I’ve done advisory projects that have included common stock as part of the compensation. And I’ve learned the hard way that the common stockholders are the last to get paid, and it’s even worse if you’re not an employee.
Every company goes through ups and downs. Even successful companies may have a “down round” along the way, where the existing stockholders get crammed down by investors (existing and/or new). The usual mechanism for this is anti-dilution protection, which protects existing investors if there’s ever a follow-on round at a lower valuation. Or, if the company is in a really tough spot, a new investor will insist existing investors convert their preferred stock to common, before investing at some rock-bottom valuation.

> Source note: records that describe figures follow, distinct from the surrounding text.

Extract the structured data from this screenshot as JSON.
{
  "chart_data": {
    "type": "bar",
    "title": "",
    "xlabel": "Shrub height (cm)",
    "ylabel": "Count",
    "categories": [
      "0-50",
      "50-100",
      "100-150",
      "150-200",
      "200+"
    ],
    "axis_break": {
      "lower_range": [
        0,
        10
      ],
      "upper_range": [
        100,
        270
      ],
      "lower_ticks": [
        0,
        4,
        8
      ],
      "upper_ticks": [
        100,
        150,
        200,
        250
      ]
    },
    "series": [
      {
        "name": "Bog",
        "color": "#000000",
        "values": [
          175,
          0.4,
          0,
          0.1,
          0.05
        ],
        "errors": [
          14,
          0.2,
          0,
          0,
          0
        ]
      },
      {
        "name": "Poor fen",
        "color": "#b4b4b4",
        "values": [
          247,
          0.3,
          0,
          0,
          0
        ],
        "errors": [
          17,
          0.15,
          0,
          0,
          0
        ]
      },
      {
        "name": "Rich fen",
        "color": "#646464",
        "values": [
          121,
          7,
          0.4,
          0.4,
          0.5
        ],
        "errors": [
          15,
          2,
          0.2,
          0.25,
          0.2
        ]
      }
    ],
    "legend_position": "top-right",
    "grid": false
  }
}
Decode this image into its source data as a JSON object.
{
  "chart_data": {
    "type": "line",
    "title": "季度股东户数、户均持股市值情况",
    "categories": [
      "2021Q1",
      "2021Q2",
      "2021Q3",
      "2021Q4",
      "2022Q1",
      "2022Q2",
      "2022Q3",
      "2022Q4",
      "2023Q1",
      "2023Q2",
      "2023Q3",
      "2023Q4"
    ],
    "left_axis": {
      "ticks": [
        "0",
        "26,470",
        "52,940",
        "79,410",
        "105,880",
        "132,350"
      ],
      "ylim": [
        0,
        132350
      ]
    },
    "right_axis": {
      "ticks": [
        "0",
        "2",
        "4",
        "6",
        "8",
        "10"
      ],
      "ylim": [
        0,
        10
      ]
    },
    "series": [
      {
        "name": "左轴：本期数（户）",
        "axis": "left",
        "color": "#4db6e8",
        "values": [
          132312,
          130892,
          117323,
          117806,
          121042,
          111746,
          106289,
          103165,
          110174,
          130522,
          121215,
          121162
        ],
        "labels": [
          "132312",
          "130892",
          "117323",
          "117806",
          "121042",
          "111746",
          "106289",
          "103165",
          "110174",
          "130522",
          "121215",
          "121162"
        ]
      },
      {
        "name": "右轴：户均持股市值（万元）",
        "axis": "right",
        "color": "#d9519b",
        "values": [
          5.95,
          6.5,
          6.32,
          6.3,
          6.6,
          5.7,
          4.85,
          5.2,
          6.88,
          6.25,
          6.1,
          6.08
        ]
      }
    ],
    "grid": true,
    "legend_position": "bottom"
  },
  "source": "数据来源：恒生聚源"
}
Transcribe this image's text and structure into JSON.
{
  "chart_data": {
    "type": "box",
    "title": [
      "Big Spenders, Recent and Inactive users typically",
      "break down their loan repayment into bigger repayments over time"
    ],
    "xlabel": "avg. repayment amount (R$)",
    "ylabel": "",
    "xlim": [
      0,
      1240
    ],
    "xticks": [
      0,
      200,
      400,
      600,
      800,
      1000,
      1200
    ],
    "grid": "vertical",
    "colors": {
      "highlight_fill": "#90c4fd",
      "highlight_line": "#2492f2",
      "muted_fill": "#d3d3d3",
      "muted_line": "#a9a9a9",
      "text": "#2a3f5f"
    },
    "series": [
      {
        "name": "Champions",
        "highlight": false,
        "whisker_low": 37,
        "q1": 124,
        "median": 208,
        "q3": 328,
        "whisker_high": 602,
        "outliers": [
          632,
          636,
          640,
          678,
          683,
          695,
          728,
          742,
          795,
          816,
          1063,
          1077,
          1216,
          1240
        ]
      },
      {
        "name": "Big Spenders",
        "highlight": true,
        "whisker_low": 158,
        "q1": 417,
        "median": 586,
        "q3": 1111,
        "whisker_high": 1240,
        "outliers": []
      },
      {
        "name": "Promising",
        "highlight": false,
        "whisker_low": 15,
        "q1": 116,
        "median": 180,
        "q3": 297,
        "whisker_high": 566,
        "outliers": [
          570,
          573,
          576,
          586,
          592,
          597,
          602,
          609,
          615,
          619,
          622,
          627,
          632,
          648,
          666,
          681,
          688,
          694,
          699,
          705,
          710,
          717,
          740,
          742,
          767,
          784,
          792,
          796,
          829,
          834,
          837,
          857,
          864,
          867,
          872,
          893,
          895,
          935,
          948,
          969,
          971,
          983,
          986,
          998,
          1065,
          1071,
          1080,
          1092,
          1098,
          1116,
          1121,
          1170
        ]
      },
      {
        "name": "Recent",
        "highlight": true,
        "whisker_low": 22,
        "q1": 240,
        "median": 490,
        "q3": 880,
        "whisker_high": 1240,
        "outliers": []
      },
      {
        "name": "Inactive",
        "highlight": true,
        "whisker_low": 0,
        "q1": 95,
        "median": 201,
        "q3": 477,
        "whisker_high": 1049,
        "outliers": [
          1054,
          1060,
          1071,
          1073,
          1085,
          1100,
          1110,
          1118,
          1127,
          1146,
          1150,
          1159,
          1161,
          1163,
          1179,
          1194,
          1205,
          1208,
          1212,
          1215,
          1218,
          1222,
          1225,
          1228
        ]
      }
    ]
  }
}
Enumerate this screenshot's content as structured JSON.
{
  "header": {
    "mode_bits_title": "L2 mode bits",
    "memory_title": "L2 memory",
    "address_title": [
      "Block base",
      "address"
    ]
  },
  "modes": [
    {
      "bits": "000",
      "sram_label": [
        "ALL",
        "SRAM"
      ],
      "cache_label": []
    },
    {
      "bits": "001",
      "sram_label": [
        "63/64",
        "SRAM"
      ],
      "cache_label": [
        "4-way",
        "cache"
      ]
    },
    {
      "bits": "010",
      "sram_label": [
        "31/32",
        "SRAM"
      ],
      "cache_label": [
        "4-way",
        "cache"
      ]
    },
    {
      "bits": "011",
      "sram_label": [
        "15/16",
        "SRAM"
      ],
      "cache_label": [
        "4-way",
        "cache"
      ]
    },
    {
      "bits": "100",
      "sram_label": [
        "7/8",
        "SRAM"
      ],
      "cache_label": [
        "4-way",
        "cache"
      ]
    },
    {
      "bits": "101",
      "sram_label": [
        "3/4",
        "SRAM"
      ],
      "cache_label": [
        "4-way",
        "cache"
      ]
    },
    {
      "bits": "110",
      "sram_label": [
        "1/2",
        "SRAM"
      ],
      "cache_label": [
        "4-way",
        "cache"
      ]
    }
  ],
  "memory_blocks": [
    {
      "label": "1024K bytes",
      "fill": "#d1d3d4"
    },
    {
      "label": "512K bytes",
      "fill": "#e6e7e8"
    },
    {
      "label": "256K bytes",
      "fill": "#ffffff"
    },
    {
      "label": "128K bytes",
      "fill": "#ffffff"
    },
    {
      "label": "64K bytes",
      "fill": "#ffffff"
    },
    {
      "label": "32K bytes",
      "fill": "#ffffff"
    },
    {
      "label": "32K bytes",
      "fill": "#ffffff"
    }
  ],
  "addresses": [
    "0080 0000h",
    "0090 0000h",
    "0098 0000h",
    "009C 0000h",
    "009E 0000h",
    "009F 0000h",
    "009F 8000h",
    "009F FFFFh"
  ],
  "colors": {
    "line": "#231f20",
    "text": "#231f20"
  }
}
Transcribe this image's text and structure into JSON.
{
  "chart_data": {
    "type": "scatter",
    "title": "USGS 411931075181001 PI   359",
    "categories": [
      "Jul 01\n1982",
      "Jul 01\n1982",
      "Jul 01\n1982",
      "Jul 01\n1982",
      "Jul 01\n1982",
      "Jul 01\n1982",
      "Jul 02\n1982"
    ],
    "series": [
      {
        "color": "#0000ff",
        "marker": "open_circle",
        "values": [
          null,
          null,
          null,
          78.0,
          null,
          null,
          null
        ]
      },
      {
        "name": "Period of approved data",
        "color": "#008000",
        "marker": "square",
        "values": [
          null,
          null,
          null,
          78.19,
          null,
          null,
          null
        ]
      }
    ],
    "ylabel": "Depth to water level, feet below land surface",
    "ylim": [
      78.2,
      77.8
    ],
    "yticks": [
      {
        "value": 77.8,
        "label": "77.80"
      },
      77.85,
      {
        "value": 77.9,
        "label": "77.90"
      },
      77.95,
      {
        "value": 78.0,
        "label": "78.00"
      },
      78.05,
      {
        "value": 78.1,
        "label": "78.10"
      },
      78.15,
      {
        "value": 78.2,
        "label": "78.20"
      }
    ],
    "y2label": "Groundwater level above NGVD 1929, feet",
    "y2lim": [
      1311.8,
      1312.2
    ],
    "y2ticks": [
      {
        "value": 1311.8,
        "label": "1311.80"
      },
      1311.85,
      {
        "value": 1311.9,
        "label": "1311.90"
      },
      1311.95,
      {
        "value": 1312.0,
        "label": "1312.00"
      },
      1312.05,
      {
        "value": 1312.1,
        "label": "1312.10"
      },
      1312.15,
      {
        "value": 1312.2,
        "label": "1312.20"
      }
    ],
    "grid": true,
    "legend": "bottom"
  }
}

The net effect is that common stock holders take a massive dilution hit (say, like 95%). Now, the investors realize that employees need meaningful ownership, so they will “re-up” everyone with grants to get to a reasonable percentage. This ownership may be more or less than the pre-dilution percentage, based on how important the company feels the employee’s contribution is. The re-ups almost always start vesting over again, so the founders (vs the developer that was hired a month ago) get hit the hardest — their clock is reset.
And if you’re a non-employee, you’re totally screwed. I’ve never seen a company re-up anyone who’s not integral to things going forward (and you can’t blame them).
There’s nothing you do about this, other than to factor it into your thinking about stock compensation for a consulting or advisory project.